Operating System - Linux
1821051 Members
2889 Online
109631 Solutions
New Discussion юеВ

Rehat AS3 Update 6 Cluster suite

 
Mike Hedderly
Advisor

Rehat AS3 Update 6 Cluster suite

I am running redhat cluster suite on 2 dl380 servers. when running clustat one member remains fairly stable but the second member switches from active to inactive every 5 seconds or so. I have bonded my two nics together and enable 8021q trunk so I have my cluster traffic on bond0.13. I can always ping each cluster member. This is the error i get in the messages file

Jan 20 15:49:56 ralph clusvcmgrd[4311]: State change: huey-c UP
Jan 20 15:49:57 ralph clumembd[4144]: Member huey-c DOWN
Jan 20 15:49:58 ralph clumembd[4144]: Membership View #7350:0x00000001
Jan 20 15:49:59 ralph cluquorumd[4119]: --> Commencing STONITH <--
Jan 20 15:49:59 ralph cluquorumd[4119]: STONITH: Falsely claiming that
huey-c has been fenced
Jan 20 15:49:59 ralph cluquorumd[4119]: STONITH: Data integrity may be co
mpromised!
Jan 20 15:50:00 ralph clusvcmgrd[4311]: Quorum Event: View #12657 0x00000
001
Jan 20 15:50:00 ralph clusvcmgrd[4311]: State change: huey-c DOWN
Jan 20 15:50:08 ralph clumembd[4144]: Member huey-c UP
Jan 20 15:50:12 ralph clumembd[4144]: Member huey-c DOWN


4 REPLIES 4
Mike Hedderly
Advisor

Re: Rehat AS3 Update 6 Cluster suite

some further information. I am running clumanager-1.2.28-1 and redhat-config-cluster-1.0.8-1

I do not have any power switches and the external disks are on an MSA100 via a fibre chanel.
Steven E. Protter
Exalted Contributor

Re: Rehat AS3 Update 6 Cluster suite

Shalom Mike,

I don't think you've fully configured the cluster.

STONITH: Falsely claiming that
huey-c has been fenced

Shoot
The
Other
Node
In
The
Head

Its trying to shut down the other node becasue it thinks its down or there is a risk of data corruption.

Checklist:
MSA1000 firmware up to date
sansurfer package on both servers to check the state of shared storage
shared storage is configured so the sd# devices are the same on both nodes.
Firmware on the qlogic cards is the same on all cards, all servers and reasonably up to date.
Cluster configuration files.

SEP
Steven E Protter
Owner of ISN Corporation
http://isnamerica.com
http://hpuxconsulting.com
Sponsor: http://hpux.ws
Twitter: http://twitter.com/hpuxlinux
Founder http://newdatacloud.com
Vitaly Karasik_1
Honored Contributor

Re: Rehat AS3 Update 6 Cluster suite

I suggest you re-check cluster configuration according to RH doc http://www.redhat.com/docs/manuals/enterprise/RHEL-3-Manual/cluster-suite/ch-software.html
(Chapter 3)
Rgds,
Vitaly
John McNulty_2
Frequent Advisor

Re: Rehat AS3 Update 6 Cluster suite


Thanks for the advise but we found the problem. The STONITH errors were a red herring. This cluster has no Power Switches so its not possible to STONITH a node that the cluster perceives has changed to a "down" state.

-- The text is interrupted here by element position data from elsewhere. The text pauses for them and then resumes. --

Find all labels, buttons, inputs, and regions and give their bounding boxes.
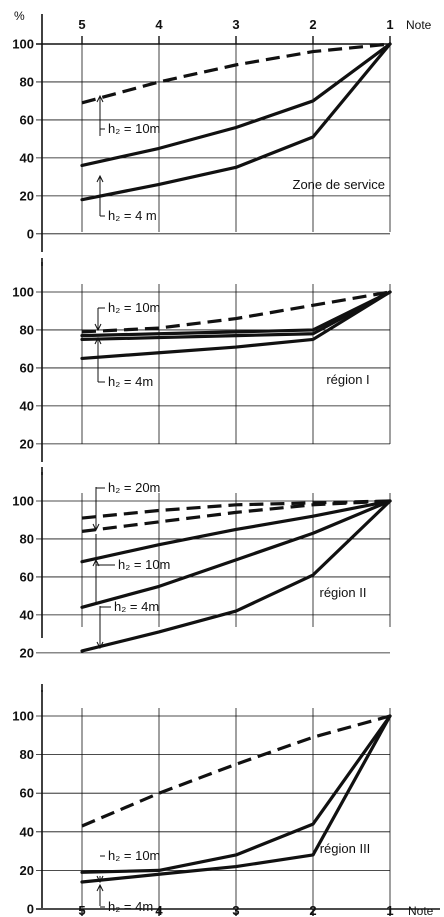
region-label: région I bbox=[326, 372, 369, 387]
annotation-arrow bbox=[96, 641, 104, 650]
region-label: région II bbox=[320, 585, 367, 600]
annotation-arrow bbox=[92, 558, 100, 567]
annotation-label: h₂ = 4 m bbox=[108, 208, 157, 223]
series-line bbox=[80, 290, 392, 361]
y-tick-label: 20 bbox=[20, 863, 34, 878]
series-line bbox=[81, 499, 391, 533]
x-tick-label-top: 1 bbox=[386, 17, 393, 32]
annotation-arrow bbox=[96, 174, 104, 183]
series-line bbox=[80, 499, 392, 653]
region-label: région III bbox=[320, 841, 371, 856]
y-tick-label: 60 bbox=[20, 786, 34, 801]
y-tick-label: 80 bbox=[20, 74, 34, 89]
annotation-arrow bbox=[96, 94, 104, 103]
y-tick-label: 80 bbox=[20, 747, 34, 762]
annotation-label: h₂ = 20m bbox=[108, 480, 160, 495]
series-line bbox=[80, 714, 392, 874]
x-tick-label-top: 4 bbox=[155, 17, 163, 32]
annotation-label: h₂ = 4m bbox=[108, 374, 153, 389]
annotation-label: h₂ = 10m bbox=[108, 121, 160, 136]
region-label: Zone de service bbox=[293, 177, 386, 192]
x-tick-label-bottom: 1 bbox=[386, 903, 393, 917]
y-tick-label: 20 bbox=[20, 645, 34, 660]
x-unit-label-top: Note bbox=[406, 18, 432, 32]
series-line bbox=[80, 42, 392, 168]
y-tick-label: 100 bbox=[12, 285, 34, 300]
y-tick-label: 60 bbox=[20, 360, 34, 375]
annotation-arrow bbox=[94, 336, 102, 345]
y-tick-label: 20 bbox=[20, 188, 34, 203]
annotation-arrow bbox=[92, 523, 100, 532]
y-tick-label: 80 bbox=[20, 322, 34, 337]
y-tick-label: 0 bbox=[27, 902, 34, 917]
series-line bbox=[80, 290, 392, 338]
y-tick-label: 60 bbox=[20, 112, 34, 127]
series-line bbox=[80, 714, 392, 884]
series-layer bbox=[80, 42, 392, 884]
x-tick-label-bottom: 5 bbox=[78, 903, 85, 917]
y-tick-label: 40 bbox=[20, 607, 34, 622]
annotation-label: h₂ = 4m bbox=[114, 599, 159, 614]
y-tick-label: 0 bbox=[27, 226, 34, 241]
y-tick-label: 100 bbox=[12, 494, 34, 509]
series-line bbox=[81, 714, 391, 828]
x-tick-label-top: 5 bbox=[78, 17, 85, 32]
x-unit-label-bottom: Note bbox=[408, 904, 434, 917]
annotation-label: h₂ = 10m bbox=[108, 848, 160, 863]
annotation-label: h₂ = 4m bbox=[108, 899, 153, 914]
annotation-arrow bbox=[96, 875, 104, 884]
annotation-layer bbox=[92, 94, 115, 908]
y-tick-label: 80 bbox=[20, 531, 34, 546]
x-tick-label-top: 2 bbox=[309, 17, 316, 32]
y-tick-label: 20 bbox=[20, 436, 34, 451]
series-line bbox=[80, 499, 392, 564]
series-line bbox=[80, 499, 392, 609]
y-tick-label: 40 bbox=[20, 398, 34, 413]
annotation-label: h₂ = 10m bbox=[108, 300, 160, 315]
annotation-label: h₂ = 10m bbox=[118, 557, 170, 572]
x-tick-label-bottom: 2 bbox=[309, 903, 316, 917]
y-tick-label: 100 bbox=[12, 709, 34, 724]
y-tick-label: 40 bbox=[20, 824, 34, 839]
x-tick-label-bottom: 3 bbox=[232, 903, 239, 917]
x-tick-label-top: 3 bbox=[232, 17, 239, 32]
y-tick-label: 60 bbox=[20, 569, 34, 584]
series-line bbox=[80, 42, 392, 202]
annotation-arrow bbox=[96, 883, 104, 892]
annotation-arrow bbox=[94, 323, 102, 332]
y-tick-label: 100 bbox=[12, 37, 34, 52]
y-unit-label: % bbox=[14, 9, 25, 23]
series-line bbox=[80, 290, 392, 342]
series-line bbox=[81, 290, 391, 334]
series-line bbox=[81, 42, 391, 105]
y-tick-label: 40 bbox=[20, 150, 34, 165]
x-tick-label-bottom: 4 bbox=[155, 903, 163, 917]
grid-layer bbox=[36, 14, 440, 916]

The cause of "huey" dropping in and out of the cluster every few seconds turned out to be a clash between two Redhat clusters using the same 255.0.0.11 multicast address elsewhere on the same network. We changed the multicast address to be unique, reloaded the config, restarted the cluster and the problem has gone away. The cluster is stable now.

Would have been nice for Redhat to have reported this somewhere. We only discovered what was going on after pinging the multicast address and seeing more DUP responses than we were expecting and from IP addresses belonging to the other Redhat cluster.